Neptune-Crypto / neptune-core

anonymous peer-to-peer cash
Apache License 2.0
25 stars 7 forks source link

Mutator Sets: Merkleize the entire SWBF #71

Closed aszepieniec closed 3 months ago

aszepieniec commented 10 months ago

The current Mutator Set design conflates two things that are conceptually distinct. Both of them are referred to by the name "active window".

  1. The sliding window, which is the interval in the infinite bit array in which a given addition record defines $k$ locations. The sliding window is different for each batch of $b$ addition records.
  2. The plain, which is the tailing portion of the sliding window Bloom filter (SWBF) that is represented explicitly and not compressed with a Merkle mountain range.

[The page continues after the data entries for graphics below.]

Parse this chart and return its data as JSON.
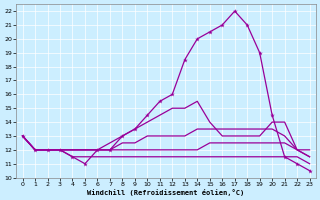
{
  "xlabel": "Windchill (Refroidissement éolien,°C)",
  "bg_color": "#cceeff",
  "line_color": "#990099",
  "x": [
    0,
    1,
    2,
    3,
    4,
    5,
    6,
    7,
    8,
    9,
    10,
    11,
    12,
    13,
    14,
    15,
    16,
    17,
    18,
    19,
    20,
    21,
    22,
    23
  ],
  "series_main": [
    13,
    12,
    12,
    12,
    11.5,
    11,
    12,
    12,
    13,
    13.5,
    14.5,
    15.5,
    16,
    18.5,
    20,
    20.5,
    21,
    22,
    21,
    19,
    14.5,
    11.5,
    11,
    10.5
  ],
  "series_upper": [
    13,
    12,
    12,
    12,
    12,
    12,
    12,
    12.5,
    13,
    13.5,
    14,
    14.5,
    15,
    15,
    15.5,
    14,
    13,
    13,
    13,
    13,
    14,
    14,
    12,
    11.5
  ],
  "series_mid1": [
    13,
    12,
    12,
    12,
    12,
    12,
    12,
    12,
    12.5,
    12.5,
    13,
    13,
    13,
    13,
    13.5,
    13.5,
    13.5,
    13.5,
    13.5,
    13.5,
    13.5,
    13,
    12,
    12
  ],
  "series_mid2": [
    13,
    12,
    12,
    12,
    12,
    12,
    12,
    12,
    12,
    12,
    12,
    12,
    12,
    12,
    12,
    12.5,
    12.5,
    12.5,
    12.5,
    12.5,
    12.5,
    12.5,
    12,
    11.5
  ],
  "series_low": [
    13,
    12,
    12,
    12,
    11.5,
    11.5,
    11.5,
    11.5,
    11.5,
    11.5,
    11.5,
    11.5,
    11.5,
    11.5,
    11.5,
    11.5,
    11.5,
    11.5,
    11.5,
    11.5,
    11.5,
    11.5,
    11.5,
    11
  ],
  "ylim": [
    10,
    22.5
  ],
  "yticks": [
    10,
    11,
    12,
    13,
    14,
    15,
    16,
    17,
    18,
    19,
    20,
    21,
    22
  ],
  "xticks": [
    0,
    1,
    2,
    3,
    4,
    5,
    6,
    7,
    8,
    9,
    10,
    11,
    12,
    13,
    14,
    15,
    16,
    17,
    18,
    19,
    20,
    21,
    22,
    23
  ]
}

The reason why the the current sliding window was represented explicitly by the MutatorSetAccumulator is the implicit assumption that most transactions spend relatively new UTXOs. As a consequence, a lot of work related to the Merkle mountain range can be saved by not Merkleizing the tail where most of the activity is expected to happen. This is an assumption though; future data might or might not bear it out. And even if it does, it is by no means clear that the optimal portion of the SWBF to be represented explicitly matches exactly with the current sliding window.

This issue entails rewriting the Mutator Set such that:

The realization that the tailing part of the SWBF might as well be Merkleized opens up intriguing lines of thought:

dan-da commented 10 months ago

From the point of view of the passive verifier, it reduces the cost. This allows for a larger active window, which (is necessary to support a larger batch size, which) increases anonymity.

Can you quantify how much it increases anonymity vs status quo?

aszepieniec commented 10 months ago

Every removal record (transaction input) gives the outside observer a fuzzy timestamp on the matching addition record (transaction output). This fuzzy timestamp identifies a range of plausible addition records. One way to quantify the anonymity is to look at the information entropy of the uniform distribution over this range. By this metric, an anonymity of 4 bits corresponds to a ring size of 16.

The current parameter set ($w = 2^{20}, s = 2^{12}, b = 2^3$, for window size, step size, and batch size, respectively) generates this graph, which captures the frequency with which a given entropy is observed. (Note that every removal record generates a probability distribution, and that two such probability distributions may have distinct entropies.)

image

It says that the minimum entropy is 3 (corresponding to batch size 8). However, on (geometric) average the entropy is slightly more than 5, corresponding to ring size 32.

If we multiply $w$, $s$, and $b$ by $2^t$, then the shape of the graph is identical and the only difference is that the horizontal axis has shifted to the left by $t$ steps.

If we multiply $w$ and $s$ by $2^t$ but not $b$ then the shape is similar but

aszepieniec commented 8 months ago

I'm starting on this task momentarily. This post tracks todos and status.

aszepieniec commented 8 months ago

I started implementing this on branch aszepieniec/71_merkleize_entire_swbf but am now reconsidering this refactor. The branch compiles, but the tests don't work. Unless there is a compelling argument to continue, I will be abandoning this branch.

The reason for second-guessing this refactor is that the interface of the Mutator Set needs to be amended. Previously, add took a mutator set accumulator and an addition record; now it takes a mutator set accumulator, a dictionary of chunks of the SWBF along with their membership proofs, and an addition record. But this dictionary is part of the information needed to apply the addition record, so at least conceptually it is part of the mutator set accumulator.

Phrased differently: we might as well replace the entire mutator set accumulator with its hash. In order to add or remove an item we would then need to supply its preimage, in addition to the addition record or removal record. Having to add include this preimage defeats the purpose of reducing it to a single hash, because you always need it.

As for the original motivation that led to this effort --

The reason why the the current sliding window was represented explicitly by the MutatorSetAccumulator is the implicit assumption that most transactions spend relatively new UTXOs. As a consequence, a lot of work related to the Merkle mountain range can be saved by not Merkleizing the tail where most of the activity is expected to happen. This is an assumption though; future data might or might not bear it out. And even if it does, it is by no means clear that the optimal portion of the SWBF to be represented explicitly matches exactly with the current sliding window.

-- I have to disagree: the reason why the current sliding window is part of the MutatorSetAccumulator is because you need this data to produce membership proofs. Recall that a mutator set membership proof contains a membership proof for every index showing that it lives in SWBF. If the index lives in the active window and the active window is represented explicitly, then this SWBF-membership-proof is empty. If the index lives in the inactive part, then this SWBF-membership-proof is an MMR membership proof. But the point is that currently, whenever an addition record is applied, all indices are guaranteed to live in the active window so the production of SWBF-membership-proofs is guaranteed to succeed without supplying supplementary witnesses. In the proposed refactor, you need to supply supplementary witnesses that defeat the purpose of Merkleization.

On top of that, managing these supplementary witnesses in a blockchain client, when they are not part of the block, is quite a hassle.